Top-level blocks have the following branch requirements:
- There is only one "true" branch question per block.
- Branch question destinations must all be top-level blocks.
If there is a branch question, it may appear in any position, subject to any blocking constraints. The branching action isn't evaluated until every question that we plan to execute in the block is executed.
Randomizable blocks
Top-level randomizable blocks are not allowed to have branch questions. They also cannot be branch destinations. Permitting branching to or from randomizable blocks could cause us to have a loop in the program. For example, if block 3 branches to some randomizable block we'll call X, and X happens to appear before block 1, we have a problem, since we will have already executed X. Similarly, if we branch from X to 3 and X appears as the last block in a survey, we will also have a loop.
In addition to violating our DAG guarantee, branching to or from randomizable blocks could cause nondeterminism in the number of questions asked. If block 3 branches to X, but X is the last block in the survey for one person, but immediately follows 3 for another, we will be allowing randomness to have an influence on the answer set.
Note that if we are using branching for sampling, the above doesn't apply.

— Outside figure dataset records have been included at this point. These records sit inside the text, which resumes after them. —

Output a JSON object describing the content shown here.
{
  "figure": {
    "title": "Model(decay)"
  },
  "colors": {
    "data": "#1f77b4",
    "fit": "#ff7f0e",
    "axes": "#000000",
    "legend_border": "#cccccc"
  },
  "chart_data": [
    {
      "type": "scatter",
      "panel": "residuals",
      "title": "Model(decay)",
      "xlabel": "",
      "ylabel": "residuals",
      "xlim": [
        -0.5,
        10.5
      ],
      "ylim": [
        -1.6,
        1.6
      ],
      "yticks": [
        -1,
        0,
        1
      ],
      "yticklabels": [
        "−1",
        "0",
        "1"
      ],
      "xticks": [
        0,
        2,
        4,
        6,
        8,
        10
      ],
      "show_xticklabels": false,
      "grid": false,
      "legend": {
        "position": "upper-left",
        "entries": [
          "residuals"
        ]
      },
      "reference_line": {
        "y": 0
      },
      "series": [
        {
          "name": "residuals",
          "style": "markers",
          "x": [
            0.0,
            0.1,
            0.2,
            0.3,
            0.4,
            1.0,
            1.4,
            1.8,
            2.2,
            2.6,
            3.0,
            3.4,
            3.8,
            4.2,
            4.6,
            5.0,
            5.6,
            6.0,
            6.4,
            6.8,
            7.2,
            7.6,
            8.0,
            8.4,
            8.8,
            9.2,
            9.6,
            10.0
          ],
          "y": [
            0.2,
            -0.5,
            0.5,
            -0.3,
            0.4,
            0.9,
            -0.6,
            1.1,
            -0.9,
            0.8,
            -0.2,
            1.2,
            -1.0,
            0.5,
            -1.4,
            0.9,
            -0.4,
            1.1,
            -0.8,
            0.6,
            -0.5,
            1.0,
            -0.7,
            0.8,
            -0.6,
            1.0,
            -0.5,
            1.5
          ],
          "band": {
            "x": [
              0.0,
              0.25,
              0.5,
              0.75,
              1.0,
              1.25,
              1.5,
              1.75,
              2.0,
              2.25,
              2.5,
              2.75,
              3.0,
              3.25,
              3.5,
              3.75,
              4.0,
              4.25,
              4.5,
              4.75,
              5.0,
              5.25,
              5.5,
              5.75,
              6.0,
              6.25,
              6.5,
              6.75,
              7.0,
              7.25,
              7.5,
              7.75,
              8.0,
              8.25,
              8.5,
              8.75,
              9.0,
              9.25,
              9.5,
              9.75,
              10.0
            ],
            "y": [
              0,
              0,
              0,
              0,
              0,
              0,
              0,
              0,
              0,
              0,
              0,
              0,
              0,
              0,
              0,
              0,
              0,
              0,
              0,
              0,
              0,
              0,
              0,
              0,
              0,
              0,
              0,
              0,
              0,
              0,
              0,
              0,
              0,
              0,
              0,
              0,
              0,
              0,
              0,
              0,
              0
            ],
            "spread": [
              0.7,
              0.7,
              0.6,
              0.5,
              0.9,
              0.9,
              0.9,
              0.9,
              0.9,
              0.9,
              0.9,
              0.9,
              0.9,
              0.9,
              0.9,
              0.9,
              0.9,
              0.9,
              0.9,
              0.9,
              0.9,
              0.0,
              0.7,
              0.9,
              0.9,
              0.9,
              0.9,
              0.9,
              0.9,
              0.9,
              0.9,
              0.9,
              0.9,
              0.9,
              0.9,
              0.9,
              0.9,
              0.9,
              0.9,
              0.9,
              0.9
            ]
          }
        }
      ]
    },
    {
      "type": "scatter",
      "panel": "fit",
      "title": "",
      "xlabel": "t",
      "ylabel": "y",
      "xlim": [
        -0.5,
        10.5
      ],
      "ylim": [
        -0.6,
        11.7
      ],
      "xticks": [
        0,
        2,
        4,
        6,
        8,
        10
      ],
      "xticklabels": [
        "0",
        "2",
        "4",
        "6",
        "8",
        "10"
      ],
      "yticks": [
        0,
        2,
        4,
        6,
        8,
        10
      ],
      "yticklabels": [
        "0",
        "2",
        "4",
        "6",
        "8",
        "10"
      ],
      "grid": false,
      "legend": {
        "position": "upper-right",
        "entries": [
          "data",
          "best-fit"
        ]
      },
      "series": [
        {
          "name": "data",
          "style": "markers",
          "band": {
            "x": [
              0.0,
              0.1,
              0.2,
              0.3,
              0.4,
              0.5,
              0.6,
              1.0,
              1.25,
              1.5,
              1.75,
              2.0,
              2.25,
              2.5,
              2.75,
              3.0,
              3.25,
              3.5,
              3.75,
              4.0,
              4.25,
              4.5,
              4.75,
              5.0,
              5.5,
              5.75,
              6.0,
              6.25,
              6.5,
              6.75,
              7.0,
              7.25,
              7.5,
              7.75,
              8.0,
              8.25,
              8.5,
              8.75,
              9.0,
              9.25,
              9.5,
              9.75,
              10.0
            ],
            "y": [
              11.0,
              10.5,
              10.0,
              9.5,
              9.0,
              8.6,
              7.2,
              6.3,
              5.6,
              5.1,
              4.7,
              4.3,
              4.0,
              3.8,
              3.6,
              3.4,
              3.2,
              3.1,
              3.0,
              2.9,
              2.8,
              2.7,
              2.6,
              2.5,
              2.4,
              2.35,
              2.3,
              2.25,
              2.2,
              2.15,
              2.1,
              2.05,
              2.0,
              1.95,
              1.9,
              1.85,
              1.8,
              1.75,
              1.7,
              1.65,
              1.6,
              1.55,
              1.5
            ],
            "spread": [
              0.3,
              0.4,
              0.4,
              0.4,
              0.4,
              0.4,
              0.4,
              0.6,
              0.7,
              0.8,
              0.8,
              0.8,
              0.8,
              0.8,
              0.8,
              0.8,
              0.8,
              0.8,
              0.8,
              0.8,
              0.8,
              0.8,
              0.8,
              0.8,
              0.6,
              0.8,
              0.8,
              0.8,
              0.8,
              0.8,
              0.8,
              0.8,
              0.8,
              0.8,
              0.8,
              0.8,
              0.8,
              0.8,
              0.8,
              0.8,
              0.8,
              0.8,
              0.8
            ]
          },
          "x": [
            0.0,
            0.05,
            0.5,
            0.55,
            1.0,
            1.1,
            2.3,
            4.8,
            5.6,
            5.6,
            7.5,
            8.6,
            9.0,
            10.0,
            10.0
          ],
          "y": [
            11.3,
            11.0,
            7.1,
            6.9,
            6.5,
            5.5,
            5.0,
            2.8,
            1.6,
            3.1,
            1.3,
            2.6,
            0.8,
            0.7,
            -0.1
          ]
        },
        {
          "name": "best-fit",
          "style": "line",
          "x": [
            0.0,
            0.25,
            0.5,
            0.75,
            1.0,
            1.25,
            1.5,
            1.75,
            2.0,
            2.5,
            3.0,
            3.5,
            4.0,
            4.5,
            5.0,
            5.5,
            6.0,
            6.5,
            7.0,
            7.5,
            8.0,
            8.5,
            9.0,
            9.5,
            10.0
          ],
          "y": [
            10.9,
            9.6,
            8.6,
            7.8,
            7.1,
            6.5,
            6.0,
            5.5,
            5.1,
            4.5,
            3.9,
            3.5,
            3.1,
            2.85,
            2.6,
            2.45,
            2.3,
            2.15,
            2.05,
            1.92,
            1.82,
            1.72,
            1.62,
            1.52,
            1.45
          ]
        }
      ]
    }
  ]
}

On the other hand, randomizable subblocks may be a branch source. If their branch destination is ALL, we have no conflicts, since we will choose the next (randomly determined) sequential question as usual. If their branch paradigm is ONE, then their branch question becomes the one branching question for the topmost enclosing block. This is exactly the same as for non-randomizable subblocks.
Enumerating paths
We stated at the beginning of this post that answer sets should be invariant for the version of the survey seen. In the previous post, we described how path data can be used for static analysis.
When we view a path through the survey as the series of questions seen and answered, the computation of all such paths is intractable. Consider a short survey we recently ran that had 16 top-level randomizable blocks, each having four variants and no branching. We have 16! total block orderings. Then, since we choose from four different questions, we end up with $$2^{16!}$$ unique paths.
Fortunately, the computations we mentioned in the static analysis post do not require knowing the contents of the path. They only require that we know the size of the path. Since we have required that every appropriate question in a top level block be executed, we can treat top level blocks as nodes in the possible survey DAG. The weight of these nodes (i.e. the size of the block) can be computed statically. Then we only need to consider the branching between these top level blocks.